Hybrid solar cell researchers order advanced sputtering tool for nanowire preparation
* tool will create high-efficiency interconnection templates for organic materials Newhaven, UK and Munich, Germany, July 3, 2008 --- Ludwig-Maximilians University (LMU) has ordered an advanced...
* tool will create high-efficiency interconnection templates for organic materials
Newhaven, UK and Munich, Germany, July 3, 2008 — Ludwig-Maximilians University (LMU) has ordered an advanced sputtering tool from Surrey NanoSystems, to support fundamental research into the fabrication of hybrid solar cells.
The tool will be used to develop production techniques that utilise precisely ordered nanowire structures as templates for organic material. Compared with conventional silicon-based solar energy systems, such new generations of hybrid solar cells have the potential to lower costs dramatically, to provide ‘free’ power for consumer electronics products. By building arrays of organic solar cells on a low-resistance nanowire interconnection substrate, LMU expects to dramatically increase the efficiency of the energy conversion process.
The tool will be used by researchers in LMU’s Department of Physics and Centre for NanoScience. The equipment is a configuration of Surrey NanoSystems’ Gamma tool, an advanced PVD (plasma vapour deposition) sputtering system that is highly optimised for both performance and versatility of use, and is widely used in R&D and pilot production applications. The tool’s very high vacuum capability of 5 x 10-9 Torr, which is as much as two orders of magnitude higher than some other commercially available sputtering systems, was a key selection factor as it provides an exceptionally pure environment to aid uniform film deposition – a critical factor for the techniques being developed by LMU.

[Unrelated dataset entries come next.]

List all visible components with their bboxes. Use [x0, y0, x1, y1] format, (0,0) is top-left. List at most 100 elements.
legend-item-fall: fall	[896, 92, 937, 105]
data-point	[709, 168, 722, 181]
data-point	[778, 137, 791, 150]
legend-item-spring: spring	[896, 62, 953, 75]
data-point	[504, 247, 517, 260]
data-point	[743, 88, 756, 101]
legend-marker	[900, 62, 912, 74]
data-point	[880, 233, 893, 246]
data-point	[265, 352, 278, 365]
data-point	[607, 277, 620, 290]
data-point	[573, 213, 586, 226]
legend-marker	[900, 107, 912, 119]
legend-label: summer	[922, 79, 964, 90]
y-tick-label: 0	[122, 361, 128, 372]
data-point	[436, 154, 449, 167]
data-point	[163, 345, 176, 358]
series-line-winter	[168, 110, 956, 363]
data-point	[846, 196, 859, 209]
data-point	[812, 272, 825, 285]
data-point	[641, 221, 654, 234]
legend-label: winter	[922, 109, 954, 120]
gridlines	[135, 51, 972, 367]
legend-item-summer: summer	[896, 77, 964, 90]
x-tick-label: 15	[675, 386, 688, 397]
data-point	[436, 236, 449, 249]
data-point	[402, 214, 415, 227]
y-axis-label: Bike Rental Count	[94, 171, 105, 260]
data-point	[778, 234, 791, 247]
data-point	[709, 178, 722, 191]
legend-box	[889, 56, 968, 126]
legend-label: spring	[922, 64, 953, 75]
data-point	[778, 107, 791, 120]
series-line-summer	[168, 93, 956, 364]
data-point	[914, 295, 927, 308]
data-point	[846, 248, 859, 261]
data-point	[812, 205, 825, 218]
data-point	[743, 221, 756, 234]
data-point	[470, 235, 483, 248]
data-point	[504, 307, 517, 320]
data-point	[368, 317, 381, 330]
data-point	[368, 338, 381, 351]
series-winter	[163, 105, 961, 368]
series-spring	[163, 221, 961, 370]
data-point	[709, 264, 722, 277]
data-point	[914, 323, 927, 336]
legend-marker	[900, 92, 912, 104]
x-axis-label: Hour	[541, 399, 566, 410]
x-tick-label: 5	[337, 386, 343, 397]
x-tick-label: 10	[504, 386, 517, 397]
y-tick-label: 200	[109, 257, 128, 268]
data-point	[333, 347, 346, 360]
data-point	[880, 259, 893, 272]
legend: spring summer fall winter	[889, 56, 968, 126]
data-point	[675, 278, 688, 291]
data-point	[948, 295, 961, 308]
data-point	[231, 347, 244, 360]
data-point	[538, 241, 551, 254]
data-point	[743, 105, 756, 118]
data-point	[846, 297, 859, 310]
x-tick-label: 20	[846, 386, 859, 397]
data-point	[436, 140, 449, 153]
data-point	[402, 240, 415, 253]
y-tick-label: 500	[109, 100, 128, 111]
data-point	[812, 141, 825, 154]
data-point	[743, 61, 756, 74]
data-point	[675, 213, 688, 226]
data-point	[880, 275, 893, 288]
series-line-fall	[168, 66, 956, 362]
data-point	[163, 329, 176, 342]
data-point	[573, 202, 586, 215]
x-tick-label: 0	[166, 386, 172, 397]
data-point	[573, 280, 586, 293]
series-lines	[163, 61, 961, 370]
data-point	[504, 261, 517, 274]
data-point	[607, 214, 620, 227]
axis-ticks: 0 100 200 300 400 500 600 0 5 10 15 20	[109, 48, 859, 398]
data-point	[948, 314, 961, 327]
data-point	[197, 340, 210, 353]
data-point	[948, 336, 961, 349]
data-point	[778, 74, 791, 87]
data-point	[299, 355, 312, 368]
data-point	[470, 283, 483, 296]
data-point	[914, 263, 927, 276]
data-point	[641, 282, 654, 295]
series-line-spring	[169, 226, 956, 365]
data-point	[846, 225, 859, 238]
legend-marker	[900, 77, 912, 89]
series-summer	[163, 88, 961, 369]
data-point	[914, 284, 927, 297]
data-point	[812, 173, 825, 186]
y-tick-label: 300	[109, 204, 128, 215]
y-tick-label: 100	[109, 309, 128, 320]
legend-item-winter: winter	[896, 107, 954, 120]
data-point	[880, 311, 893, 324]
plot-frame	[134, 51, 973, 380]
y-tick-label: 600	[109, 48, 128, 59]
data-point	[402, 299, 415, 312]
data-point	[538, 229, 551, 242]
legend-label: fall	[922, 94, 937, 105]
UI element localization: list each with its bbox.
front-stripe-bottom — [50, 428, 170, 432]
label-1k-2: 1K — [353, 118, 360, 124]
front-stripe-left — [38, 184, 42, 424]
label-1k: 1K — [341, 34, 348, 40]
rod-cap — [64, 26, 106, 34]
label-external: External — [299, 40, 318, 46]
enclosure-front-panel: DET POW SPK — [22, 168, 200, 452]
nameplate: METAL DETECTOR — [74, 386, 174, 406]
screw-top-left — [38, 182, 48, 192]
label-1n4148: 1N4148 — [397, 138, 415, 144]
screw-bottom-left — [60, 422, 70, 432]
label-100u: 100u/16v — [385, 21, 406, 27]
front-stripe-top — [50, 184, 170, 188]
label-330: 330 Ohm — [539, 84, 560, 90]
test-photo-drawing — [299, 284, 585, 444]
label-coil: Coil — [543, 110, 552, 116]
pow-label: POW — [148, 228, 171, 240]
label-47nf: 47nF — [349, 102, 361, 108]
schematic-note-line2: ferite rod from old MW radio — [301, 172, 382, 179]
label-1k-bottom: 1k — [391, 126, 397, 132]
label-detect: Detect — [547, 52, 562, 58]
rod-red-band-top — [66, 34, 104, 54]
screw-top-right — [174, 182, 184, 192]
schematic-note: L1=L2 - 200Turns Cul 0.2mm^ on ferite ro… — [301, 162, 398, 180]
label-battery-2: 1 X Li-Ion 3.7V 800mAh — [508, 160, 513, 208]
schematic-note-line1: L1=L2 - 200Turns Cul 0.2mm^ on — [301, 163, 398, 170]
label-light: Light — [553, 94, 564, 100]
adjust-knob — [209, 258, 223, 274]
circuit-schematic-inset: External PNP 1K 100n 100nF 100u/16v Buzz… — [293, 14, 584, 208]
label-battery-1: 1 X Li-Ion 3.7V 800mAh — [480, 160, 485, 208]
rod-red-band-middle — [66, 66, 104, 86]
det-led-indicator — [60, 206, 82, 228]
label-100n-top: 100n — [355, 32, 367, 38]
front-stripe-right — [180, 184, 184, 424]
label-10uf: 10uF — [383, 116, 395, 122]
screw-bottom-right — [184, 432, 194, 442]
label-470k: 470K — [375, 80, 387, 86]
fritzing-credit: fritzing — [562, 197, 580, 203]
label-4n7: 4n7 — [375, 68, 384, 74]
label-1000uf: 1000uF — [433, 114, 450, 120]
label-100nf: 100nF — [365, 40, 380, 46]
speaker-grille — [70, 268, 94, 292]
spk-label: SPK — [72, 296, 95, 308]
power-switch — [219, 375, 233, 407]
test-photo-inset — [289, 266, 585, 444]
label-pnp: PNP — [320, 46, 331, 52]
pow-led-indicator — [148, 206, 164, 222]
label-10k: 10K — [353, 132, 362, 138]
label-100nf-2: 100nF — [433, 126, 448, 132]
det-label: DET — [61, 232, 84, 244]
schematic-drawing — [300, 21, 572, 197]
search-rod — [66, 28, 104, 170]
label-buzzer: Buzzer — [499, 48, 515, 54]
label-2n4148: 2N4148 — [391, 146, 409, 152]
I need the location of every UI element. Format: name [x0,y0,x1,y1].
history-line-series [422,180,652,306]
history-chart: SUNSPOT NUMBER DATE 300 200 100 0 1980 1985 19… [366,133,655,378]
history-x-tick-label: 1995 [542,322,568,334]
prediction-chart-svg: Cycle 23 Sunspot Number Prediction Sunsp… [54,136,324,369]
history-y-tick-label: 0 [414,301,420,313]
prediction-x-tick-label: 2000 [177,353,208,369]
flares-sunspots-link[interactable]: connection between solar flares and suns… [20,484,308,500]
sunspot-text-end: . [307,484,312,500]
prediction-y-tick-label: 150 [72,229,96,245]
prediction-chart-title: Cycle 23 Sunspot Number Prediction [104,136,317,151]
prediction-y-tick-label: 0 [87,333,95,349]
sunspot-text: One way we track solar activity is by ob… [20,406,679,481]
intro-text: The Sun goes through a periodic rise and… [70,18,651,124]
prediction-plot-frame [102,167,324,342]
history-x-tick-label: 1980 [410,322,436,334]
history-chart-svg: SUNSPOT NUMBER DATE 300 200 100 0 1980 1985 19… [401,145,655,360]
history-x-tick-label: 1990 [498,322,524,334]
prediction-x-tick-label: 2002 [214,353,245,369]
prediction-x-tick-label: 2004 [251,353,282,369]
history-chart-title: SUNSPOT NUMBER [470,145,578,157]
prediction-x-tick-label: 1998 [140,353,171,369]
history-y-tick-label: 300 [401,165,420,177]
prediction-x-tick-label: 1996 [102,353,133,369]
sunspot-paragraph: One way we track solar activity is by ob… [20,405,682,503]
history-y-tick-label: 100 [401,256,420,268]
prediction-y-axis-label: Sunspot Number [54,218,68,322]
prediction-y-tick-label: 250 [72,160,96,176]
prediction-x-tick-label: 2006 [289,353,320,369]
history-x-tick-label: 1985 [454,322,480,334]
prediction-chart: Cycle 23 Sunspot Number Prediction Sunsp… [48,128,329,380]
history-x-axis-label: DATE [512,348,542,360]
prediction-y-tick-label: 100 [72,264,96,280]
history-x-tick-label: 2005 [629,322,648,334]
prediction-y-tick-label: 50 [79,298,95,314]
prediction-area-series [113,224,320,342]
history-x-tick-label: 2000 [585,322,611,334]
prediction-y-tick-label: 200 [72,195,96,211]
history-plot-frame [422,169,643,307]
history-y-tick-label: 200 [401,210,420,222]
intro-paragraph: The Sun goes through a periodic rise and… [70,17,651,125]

Some further special facilities for the tool have also been specified by LMU to help produce uniform aluminium films, which will then be processed to form highly ordered porous alumina membranes on various substrates – one of the fabrication approaches under research. Further support for up to four sputtering target materials will also provide the research team with the flexibility to deposit barrier layers and other inter-layer films that might be required to ensure good adherence of the solar cell’s active structures.
“Structural precision is a key element of making efficient, low-loss hybrid solar cells, and LMU’s research will focus heavily on this aspect,” says Professor Lukas Schmidt-Mende of the LMU Department of Physics and Centre for NanoScience. “The high quality of film deposition that the Gamma tool can achieve gives us a very versatile platform to support our studies.”